The above is the maximally-damaging plausible scenario for the Establishment. A somewhat less-damaging scenario for it is that the shootings are mostly the work of violent right-wing extremists set on discrediting the movement.

Note that (in contrary to the Establishment narritive that it’s the protesters fault) there is actually some evidence in favor of the right-wing extremist conjecture. (Note also that it is not incompatible with the police-corruption conjecture; it is plausible that corrupt cops could have reached out to right-wing extremists and encouraged them.)

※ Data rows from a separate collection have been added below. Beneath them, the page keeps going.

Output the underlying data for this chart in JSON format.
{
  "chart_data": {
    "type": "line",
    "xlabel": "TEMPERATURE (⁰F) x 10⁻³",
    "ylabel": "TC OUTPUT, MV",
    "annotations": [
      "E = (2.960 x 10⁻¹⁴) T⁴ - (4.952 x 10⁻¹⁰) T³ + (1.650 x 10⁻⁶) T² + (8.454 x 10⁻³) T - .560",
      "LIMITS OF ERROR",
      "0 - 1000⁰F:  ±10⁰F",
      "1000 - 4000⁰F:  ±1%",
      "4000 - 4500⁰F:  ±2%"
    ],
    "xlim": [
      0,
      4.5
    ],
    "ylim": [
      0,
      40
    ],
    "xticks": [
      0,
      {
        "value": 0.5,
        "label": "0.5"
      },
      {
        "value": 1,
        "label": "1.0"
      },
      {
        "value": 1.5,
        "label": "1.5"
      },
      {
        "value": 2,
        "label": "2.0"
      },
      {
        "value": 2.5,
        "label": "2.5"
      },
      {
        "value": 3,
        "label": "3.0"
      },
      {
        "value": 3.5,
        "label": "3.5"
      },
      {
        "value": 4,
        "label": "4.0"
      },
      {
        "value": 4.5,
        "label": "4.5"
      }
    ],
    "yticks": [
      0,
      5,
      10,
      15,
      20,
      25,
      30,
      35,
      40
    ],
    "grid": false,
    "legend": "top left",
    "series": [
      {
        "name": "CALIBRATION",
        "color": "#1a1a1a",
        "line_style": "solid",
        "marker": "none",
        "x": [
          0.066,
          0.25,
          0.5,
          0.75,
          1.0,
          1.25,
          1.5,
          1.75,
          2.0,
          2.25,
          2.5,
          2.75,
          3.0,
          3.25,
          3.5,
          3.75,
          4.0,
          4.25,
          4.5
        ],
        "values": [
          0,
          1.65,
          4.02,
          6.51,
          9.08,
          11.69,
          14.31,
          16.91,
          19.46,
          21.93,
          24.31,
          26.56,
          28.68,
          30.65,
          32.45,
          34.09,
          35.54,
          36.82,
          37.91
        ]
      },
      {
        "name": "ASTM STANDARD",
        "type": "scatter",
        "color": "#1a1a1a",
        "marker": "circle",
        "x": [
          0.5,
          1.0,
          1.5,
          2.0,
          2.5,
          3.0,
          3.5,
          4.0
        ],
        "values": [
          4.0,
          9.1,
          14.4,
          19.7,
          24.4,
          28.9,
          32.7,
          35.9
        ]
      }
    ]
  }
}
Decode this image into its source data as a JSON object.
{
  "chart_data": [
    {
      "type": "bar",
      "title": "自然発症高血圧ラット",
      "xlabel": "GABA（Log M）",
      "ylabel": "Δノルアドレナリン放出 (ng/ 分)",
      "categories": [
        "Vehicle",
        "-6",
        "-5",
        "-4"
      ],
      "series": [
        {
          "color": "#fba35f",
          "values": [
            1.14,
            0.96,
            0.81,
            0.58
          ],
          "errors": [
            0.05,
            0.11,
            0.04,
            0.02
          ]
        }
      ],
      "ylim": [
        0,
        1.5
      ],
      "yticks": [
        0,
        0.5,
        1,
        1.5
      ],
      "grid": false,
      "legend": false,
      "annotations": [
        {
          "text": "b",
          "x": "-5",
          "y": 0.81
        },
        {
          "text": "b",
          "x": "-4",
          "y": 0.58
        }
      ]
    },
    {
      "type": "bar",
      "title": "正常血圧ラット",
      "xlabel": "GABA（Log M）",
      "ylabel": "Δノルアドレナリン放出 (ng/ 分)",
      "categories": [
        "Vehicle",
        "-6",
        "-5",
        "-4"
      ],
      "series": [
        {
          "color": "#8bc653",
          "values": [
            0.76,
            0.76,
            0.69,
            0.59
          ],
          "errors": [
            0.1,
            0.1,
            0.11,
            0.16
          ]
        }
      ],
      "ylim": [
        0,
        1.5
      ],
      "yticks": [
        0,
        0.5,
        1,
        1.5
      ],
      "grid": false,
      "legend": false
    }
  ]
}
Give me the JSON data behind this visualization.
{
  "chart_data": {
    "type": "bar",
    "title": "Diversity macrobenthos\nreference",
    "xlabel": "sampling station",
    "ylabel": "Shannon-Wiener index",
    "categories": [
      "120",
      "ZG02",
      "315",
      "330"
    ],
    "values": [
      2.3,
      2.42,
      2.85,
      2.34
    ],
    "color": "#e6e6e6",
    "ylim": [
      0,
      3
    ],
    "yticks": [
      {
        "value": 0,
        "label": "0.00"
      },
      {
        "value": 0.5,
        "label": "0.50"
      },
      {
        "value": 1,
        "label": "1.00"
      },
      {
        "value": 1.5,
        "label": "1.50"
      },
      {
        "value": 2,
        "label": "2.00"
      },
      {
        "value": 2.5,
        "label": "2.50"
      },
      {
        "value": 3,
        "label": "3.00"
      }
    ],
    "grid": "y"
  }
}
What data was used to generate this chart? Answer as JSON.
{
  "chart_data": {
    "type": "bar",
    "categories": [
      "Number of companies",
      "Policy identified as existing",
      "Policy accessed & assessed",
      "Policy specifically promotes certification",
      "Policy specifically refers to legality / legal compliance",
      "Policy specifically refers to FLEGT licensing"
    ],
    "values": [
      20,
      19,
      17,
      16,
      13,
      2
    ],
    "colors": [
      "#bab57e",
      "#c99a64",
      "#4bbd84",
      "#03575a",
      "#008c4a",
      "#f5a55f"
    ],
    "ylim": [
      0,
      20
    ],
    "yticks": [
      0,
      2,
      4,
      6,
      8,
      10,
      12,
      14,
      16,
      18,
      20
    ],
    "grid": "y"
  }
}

Bottom line here is not to be squarely in favor of any of the scenarios above, as all the puzzles are missing a lot of pieces, only to point out that the Establishment narrative (that the zone was a shit-show that had to be ended) is itself one of those puzzles missing most of its pieces, and that to accept it on face value is to fall for Establishment propaganda.

On Testing, Trump Says the Quiet Part Loud

Published at 11:35 on 22 June 2020

He’s now all but admitted that his regime deliberately slowed down COVID-19 testing for political purposes.

Of course it did. It’s something that made sense to suppose was happening at the time (i.e. February and March), because they USA was doing such an astoundingly bad job at testing that it was hard to chalk it all up to mere random chance.

Remember, community spread in the USA was first detected in Seattle, for the simple reason that Dr. Helen Chu, a researcher Fred Hutch, decided to ignore the regulations and conduct unapproved testing for COVID-19 anyhow. And then there’s the strange and (otherwise mystifying) decision for the Trump regime to develop its own testing, during a crisis, when time is critical, even though the WHO was distributing a test that was already successfully being used in the rest of the world.

Yes, it’s that bad.

So, the most logical answer to the question “Is Trump really meaning it when he talks about deliberately slowing the pace of testing?” is: “Yes he is and yes he did.” It is the answer that jibes best with observable reality.